Virginia residents can exercise these rights by contacting Ceresant at privacy@ceresant.com or through their School for Student Data.

Colorado Privacy Rights (CPA)

Colorado residents have rights under the Colorado Privacy Act (CPA), including:

• The right to opt out of targeted advertising, sale of personal data, and profiling
• The right to access their personal data
• The right to correct inaccuracies in their personal data
• The right to delete personal data
• The right to data portability

Colorado residents can exercise these rights by contacting Ceresant at privacy@ceresant.com or through their School for Student Data.

Other State Privacy Laws

Ceresant complies with all applicable state privacy laws. Residents of states with specific privacy legislation may have additional rights not enumerated above. Please contact Ceresant at privacy@ceresant.com for information about rights under your state’s laws.

ARBITRATION AND DISPUTE RESOLUTION

Any dispute, claim, or controversy arising out of or relating to this Privacy Policy or the breach, enforcement, interpretation, or validity thereof, including the determination of the scope or applicability of this agreement to arbitrate, shall be subject to the arbitration provisions set forth in Ceresant's Terms of Service. By using our Services, you agree that all privacy-related disputes between you and Ceresant shall be resolved through binding arbitration on an individual basis as described in the Terms of Service.

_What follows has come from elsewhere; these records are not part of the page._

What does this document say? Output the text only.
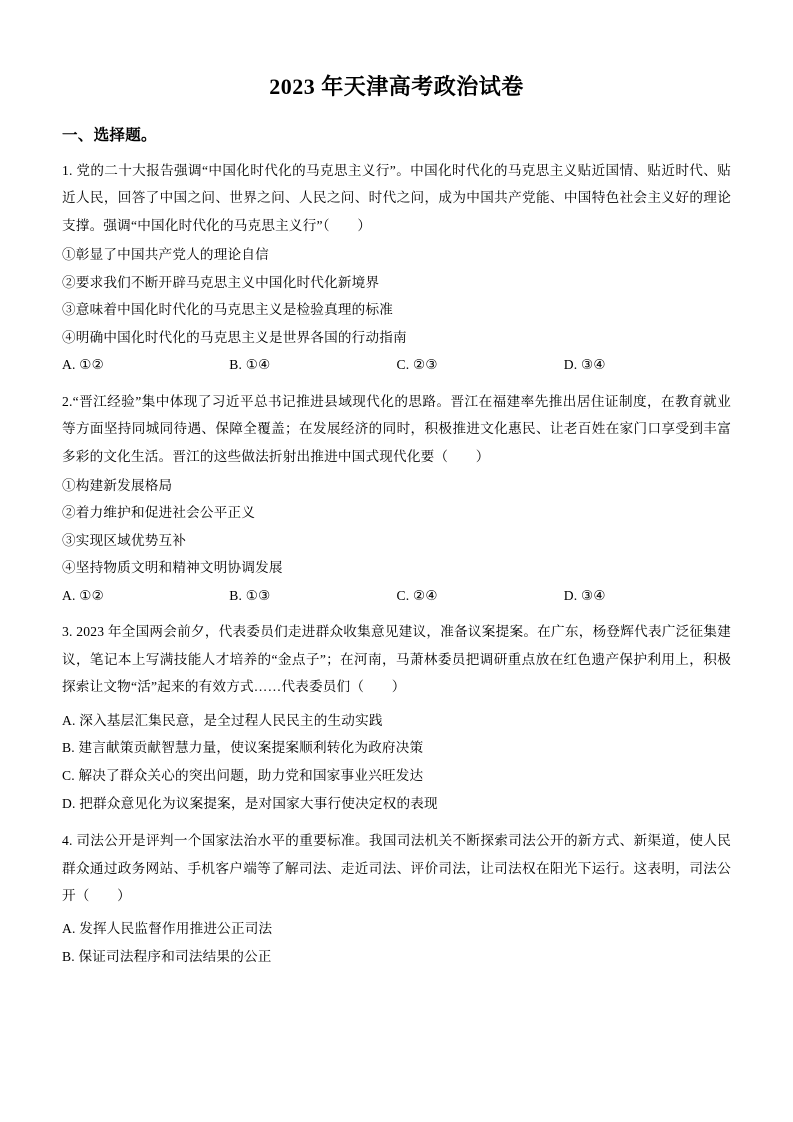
2023 年天津高考政治试卷
一、选择题。

1. 党的二十大报告强调“中国化时代化的马克思主义行”。中国化时代化的马克思主义贴近国情、贴近时代、贴近人民，回答了中国之问、世界之问、人民之问、时代之问，成为中国共产党能、中国特色社会主义好的理论支撑。强调“中国化时代化的马克思主义行”（　　）

①彰显了中国共产党人的理论自信

②要求我们不断开辟马克思主义中国化时代化新境界

③意味着中国化时代化的马克思主义是检验真理的标准

④明确中国化时代化的马克思主义是世界各国的行动指南

A. ①②	B. ①④	C. ②③	D. ③④

2.“晋江经验”集中体现了习近平总书记推进县域现代化的思路。晋江在福建率先推出居住证制度，在教育就业等方面坚持同城同待遇、保障全覆盖；在发展经济的同时，积极推进文化惠民、让老百姓在家门口享受到丰富多彩的文化生活。晋江的这些做法折射出推进中国式现代化要（　　）

①构建新发展格局

②着力维护和促进社会公平正义

③实现区域优势互补

④坚持物质文明和精神文明协调发展

A. ①②	B. ①③	C. ②④	D. ③④

3. 2023 年全国两会前夕，代表委员们走进群众收集意见建议，准备议案提案。在广东，杨登辉代表广泛征集建议，笔记本上写满技能人才培养的“金点子”；在河南，马萧林委员把调研重点放在红色遗产保护利用上，积极探索让文物“活”起来的有效方式……代表委员们（　　）

A. 深入基层汇集民意，是全过程人民民主的生动实践

B. 建言献策贡献智慧力量，使议案提案顺利转化为政府决策

C. 解决了群众关心的突出问题，助力党和国家事业兴旺发达

D. 把群众意见化为议案提案，是对国家大事行使决定权的表现

4. 司法公开是评判一个国家法治水平的重要标准。我国司法机关不断探索司法公开的新方式、新渠道，使人民群众通过政务网站、手机客户端等了解司法、走近司法、评价司法，让司法权在阳光下运行。这表明，司法公开（　　）

A. 发挥人民监督作用推进公正司法

B. 保证司法程序和司法结果的公正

Users are encouraged to review the complete arbitration provisions in the Terms of Service for detailed information regarding the arbitration process, class action waiver, venue requirements, and other important terms governing the resolution of disputes. Nothing in this section limits your rights to file a complaint with a regulatory authority having jurisdiction over privacy matters.

CHANGES TO PRIVACY POLICY

Policy Updates

Ceresant reserves the right to make changes to this Privacy Policy at any time by notifying its Users on this page and possibly within the Services and/or - as far as technically and legally feasible - sending a notice to Users via any contact information available to Ceresant.

Notification of Changes

We will notify Users of material changes to this Privacy Policy at least 30 days before such changes take effect, except for changes required by law which may take effect immediately. Notification methods may include:

• Prominent notice on our website
• Email notification to School administrators
• In-app notifications

Consent to Changes

Should the changes affect processing activities performed on the basis of the User’s consent, Ceresant shall collect new consent from the User, where required.

Version History

We maintain a record of all previous versions of our Privacy Policy and the dates they were in effect. Users may request access to previous versions by contacting Ceresant at privacy@ceresant.com.

CONTACT INFORMATION

Ceresant Solutions, Inc.14321 Winter Breeze Drive, Suite 188, Midlothian, VA 23113 

All privacy-related inquiries, including questions about this Privacy Policy or requests to exercise your privacy rights, should be directed to this email address: privacy@ceresant.com.

General Inquiries

For general inquiries about our Services or this Privacy Policy, please contact:

Email: hello@ceresant.com

Regulatory Authorities

Users have the right to lodge a complaint with their competent data protection authority. In the United States, this may include the Federal Trade Commission or your state Attorney General’s office.